The summit also discussed the impact on charities of the recent law that changed how donations of automobiles are handled. Before January, owners who donated their vehicles were able to write off the book value of their car. Now, they have to wait until the car sells and can only claim the amount that was actually paid for the vehicle.

The law has resulted in a severe drop in automobile donations to charitable organizations because non-profits do not put any money into advertising or overhead, so cars usually sell for much less than their book value.

Meeuson said that St. Vincent de Paul used to receive three to four donated automobiles a month. Since January, the organization has received only two cars.
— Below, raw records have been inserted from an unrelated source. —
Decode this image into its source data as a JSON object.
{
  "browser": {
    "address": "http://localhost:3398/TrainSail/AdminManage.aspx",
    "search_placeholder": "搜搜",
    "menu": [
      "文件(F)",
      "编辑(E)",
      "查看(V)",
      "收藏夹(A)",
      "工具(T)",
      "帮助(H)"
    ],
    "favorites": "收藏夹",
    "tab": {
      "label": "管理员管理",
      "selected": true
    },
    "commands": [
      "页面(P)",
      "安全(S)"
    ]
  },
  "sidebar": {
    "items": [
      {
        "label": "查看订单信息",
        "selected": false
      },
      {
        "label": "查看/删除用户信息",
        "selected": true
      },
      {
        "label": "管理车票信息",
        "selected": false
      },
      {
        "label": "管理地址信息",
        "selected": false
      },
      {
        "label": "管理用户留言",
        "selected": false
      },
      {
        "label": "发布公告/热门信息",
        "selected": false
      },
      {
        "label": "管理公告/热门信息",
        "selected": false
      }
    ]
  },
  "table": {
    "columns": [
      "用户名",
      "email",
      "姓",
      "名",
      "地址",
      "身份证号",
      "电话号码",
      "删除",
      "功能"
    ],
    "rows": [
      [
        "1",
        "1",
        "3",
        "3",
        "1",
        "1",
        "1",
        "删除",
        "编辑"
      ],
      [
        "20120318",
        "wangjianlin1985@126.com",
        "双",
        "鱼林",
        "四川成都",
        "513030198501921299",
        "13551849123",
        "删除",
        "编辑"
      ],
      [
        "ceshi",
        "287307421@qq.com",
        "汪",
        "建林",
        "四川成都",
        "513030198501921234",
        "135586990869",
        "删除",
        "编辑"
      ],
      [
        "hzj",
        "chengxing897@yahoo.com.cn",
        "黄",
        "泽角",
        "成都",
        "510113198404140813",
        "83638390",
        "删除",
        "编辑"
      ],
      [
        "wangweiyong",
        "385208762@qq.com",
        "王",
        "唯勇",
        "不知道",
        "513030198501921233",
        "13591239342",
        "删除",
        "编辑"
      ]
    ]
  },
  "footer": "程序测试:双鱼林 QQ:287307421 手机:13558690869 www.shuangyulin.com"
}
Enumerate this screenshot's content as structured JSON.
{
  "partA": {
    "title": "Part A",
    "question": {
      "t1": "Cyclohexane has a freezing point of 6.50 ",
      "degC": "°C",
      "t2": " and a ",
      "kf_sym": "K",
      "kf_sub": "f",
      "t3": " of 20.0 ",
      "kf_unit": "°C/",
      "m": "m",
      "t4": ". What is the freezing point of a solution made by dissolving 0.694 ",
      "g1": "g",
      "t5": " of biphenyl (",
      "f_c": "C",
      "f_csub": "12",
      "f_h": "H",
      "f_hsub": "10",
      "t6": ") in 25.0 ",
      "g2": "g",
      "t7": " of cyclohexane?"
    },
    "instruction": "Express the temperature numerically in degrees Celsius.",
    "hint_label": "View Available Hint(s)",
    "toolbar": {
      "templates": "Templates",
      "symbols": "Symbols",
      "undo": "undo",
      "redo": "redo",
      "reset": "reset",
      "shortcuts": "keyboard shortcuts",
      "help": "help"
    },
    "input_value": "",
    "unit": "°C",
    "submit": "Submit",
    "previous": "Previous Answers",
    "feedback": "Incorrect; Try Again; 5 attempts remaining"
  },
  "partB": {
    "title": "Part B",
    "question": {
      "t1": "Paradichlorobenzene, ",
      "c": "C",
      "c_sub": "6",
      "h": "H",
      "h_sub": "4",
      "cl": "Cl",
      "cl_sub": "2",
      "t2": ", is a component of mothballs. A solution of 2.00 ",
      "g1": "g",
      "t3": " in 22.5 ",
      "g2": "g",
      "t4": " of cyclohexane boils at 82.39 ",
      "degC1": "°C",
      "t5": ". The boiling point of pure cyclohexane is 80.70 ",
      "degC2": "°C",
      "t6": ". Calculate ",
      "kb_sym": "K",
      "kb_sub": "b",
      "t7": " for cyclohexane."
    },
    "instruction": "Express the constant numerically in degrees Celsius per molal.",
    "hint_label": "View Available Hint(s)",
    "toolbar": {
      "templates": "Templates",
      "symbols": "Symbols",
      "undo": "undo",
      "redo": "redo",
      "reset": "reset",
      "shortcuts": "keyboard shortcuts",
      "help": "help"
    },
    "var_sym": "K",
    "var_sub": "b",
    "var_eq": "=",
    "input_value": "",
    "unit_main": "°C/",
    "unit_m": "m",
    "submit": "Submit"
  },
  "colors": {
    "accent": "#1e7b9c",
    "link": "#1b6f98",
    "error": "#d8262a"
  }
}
Similar impact has been felt by other charitable organizations. Representatives fear the new thrift store legislation will have a dampening effect on donations, similar to the drop in automobile donations.

Representatives at the summit worried that this new law will have the same effect on their organizations that depend on revenues generated in the thrift stores to fund their various programs that the change in automobile laws had on other organizations. That change “has just wiped things out for some groups,” said Lance Shew of Union Gospel Mission and Classy Rack.

Said Meeuson, “What it all comes down to is that our organizations are of great value to the community. The poor are definitely taking a hit again.”